Orichiella explained that there were dreams of being a collegiate athlete in her future, specifically in soccer. She was also training as a triathlete by 7. Tennis, basketball, track and cross country were all added when she turned 11.
“(I was told), ‘You need to lose more weight so you can be the best’,” Orichiella said. “‘If you looked like that girl, you would be better.’”

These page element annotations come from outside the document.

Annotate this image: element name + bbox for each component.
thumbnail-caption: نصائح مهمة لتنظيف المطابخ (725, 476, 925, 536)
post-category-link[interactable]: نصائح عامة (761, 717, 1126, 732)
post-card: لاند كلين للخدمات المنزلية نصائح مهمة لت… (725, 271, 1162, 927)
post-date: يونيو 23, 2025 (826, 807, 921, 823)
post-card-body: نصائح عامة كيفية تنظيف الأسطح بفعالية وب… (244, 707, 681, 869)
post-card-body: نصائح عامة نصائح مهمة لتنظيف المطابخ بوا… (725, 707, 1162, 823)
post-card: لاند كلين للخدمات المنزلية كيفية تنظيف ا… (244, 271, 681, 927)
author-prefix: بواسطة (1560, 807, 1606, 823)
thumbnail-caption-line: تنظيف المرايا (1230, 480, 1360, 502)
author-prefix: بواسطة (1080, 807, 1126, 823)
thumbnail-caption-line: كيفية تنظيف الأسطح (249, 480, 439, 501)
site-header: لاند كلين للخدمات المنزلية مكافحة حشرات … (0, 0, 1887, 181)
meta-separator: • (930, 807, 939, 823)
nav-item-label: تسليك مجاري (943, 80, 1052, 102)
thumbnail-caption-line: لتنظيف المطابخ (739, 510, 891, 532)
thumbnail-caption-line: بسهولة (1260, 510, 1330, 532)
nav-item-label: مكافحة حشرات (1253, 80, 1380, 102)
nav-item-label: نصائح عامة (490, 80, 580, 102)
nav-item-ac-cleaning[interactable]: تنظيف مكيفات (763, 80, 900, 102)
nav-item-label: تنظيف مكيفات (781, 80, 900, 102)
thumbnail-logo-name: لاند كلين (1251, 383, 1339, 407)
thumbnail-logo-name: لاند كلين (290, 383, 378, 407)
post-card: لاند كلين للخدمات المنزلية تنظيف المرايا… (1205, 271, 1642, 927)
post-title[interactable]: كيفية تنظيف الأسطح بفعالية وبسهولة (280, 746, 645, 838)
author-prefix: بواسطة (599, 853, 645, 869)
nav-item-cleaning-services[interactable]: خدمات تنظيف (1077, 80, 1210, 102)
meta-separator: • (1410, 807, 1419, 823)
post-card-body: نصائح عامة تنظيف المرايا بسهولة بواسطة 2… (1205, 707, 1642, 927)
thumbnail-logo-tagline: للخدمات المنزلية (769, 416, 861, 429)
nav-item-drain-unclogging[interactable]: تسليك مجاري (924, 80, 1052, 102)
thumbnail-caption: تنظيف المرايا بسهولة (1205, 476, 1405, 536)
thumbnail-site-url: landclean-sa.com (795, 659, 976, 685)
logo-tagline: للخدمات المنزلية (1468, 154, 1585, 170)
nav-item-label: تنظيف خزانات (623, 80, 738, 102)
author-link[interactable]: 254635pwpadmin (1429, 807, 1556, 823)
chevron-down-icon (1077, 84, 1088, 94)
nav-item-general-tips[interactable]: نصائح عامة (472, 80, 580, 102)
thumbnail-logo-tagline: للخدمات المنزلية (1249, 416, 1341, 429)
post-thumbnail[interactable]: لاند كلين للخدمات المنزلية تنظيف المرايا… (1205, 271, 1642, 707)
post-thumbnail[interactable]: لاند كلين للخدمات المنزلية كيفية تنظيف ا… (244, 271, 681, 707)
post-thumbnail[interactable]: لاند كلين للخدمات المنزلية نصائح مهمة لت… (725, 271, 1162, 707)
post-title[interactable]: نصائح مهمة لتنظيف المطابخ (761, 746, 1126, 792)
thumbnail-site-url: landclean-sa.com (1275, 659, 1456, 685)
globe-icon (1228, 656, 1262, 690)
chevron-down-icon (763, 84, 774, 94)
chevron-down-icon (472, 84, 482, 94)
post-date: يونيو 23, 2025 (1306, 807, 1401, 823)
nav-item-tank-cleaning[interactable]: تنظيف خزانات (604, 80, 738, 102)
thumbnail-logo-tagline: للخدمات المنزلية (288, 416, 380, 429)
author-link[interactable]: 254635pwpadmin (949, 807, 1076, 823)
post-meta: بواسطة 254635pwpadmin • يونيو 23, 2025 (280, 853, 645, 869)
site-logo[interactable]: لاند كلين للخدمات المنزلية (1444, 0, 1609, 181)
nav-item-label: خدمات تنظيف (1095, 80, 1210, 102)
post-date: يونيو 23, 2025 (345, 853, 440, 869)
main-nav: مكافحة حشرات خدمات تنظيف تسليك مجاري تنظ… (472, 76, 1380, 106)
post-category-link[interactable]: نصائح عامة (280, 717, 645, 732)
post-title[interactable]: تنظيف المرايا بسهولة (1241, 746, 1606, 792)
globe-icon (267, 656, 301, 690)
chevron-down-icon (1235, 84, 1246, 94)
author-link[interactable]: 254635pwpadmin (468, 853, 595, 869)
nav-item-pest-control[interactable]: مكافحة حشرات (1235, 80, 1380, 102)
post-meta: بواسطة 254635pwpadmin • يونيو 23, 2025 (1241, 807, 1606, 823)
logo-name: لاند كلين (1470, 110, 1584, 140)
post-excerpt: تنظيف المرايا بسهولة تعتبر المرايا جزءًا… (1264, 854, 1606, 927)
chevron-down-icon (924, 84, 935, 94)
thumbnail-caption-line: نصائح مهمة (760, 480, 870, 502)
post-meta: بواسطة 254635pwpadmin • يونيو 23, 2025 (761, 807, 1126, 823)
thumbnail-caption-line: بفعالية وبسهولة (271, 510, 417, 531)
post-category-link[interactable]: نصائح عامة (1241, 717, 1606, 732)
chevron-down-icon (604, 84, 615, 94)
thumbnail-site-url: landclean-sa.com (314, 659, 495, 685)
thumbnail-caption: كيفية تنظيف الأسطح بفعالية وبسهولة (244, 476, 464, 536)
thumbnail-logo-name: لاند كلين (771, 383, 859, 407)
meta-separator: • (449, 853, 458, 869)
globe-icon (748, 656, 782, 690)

The hard hours of training at 8 a.m. soon turned into unhealthy habits. Orichiella said she used laxatives to keep her weight down and avoided eating.
Orichiella pinpoints her eating disorder to this environment. Fourteen years later and she is still fighting to be in control.
“There’s that voice in my head,” Orichiella said. “She’s always there. She gets quieter, but she’s always there in the back of your head.”
Melissa Nord, who is a counselor at Drake’s health center, explained how eating disorders affect people’s mentality.
“The mind totally plays tricks on the individual with an eating disorder,” Nord said. “The individual might look into the mirror and see someone with curves and ‘extra weight’ when they’re really so sickly thin that their bones are poking through their skin and they are barely strong enough to stand. They truly do not see the true them.”
Orichiella explained that an eating disorder is not about losing weight. The desire to lose weight is a result of a mentality.
“The whole idea of food in general is terrifying,” Orichiella said. “Losing weight comes from a side effect of having that mindset and having those voices telling you all these things.”
Some people have the mentality that they will reach a goal by not eating, Nord said.
“Sometimes eating disorders convince the individual that they don’t deserve to eat, for whatever reason,” Nord said. “Sometimes eating disorders convince the individual that if they do this one more thing (eat less, exercise more) then they’ll have everything they’re wanting.”
Anorexia had a detrimental effect on Orichiella’s body. Standing at 5 feet 10 inches, she dipped to 115 pounds at her lightest weight. Someone at that height with a healthy weight could weigh between 130 and 170 pounds, according to the BMI index.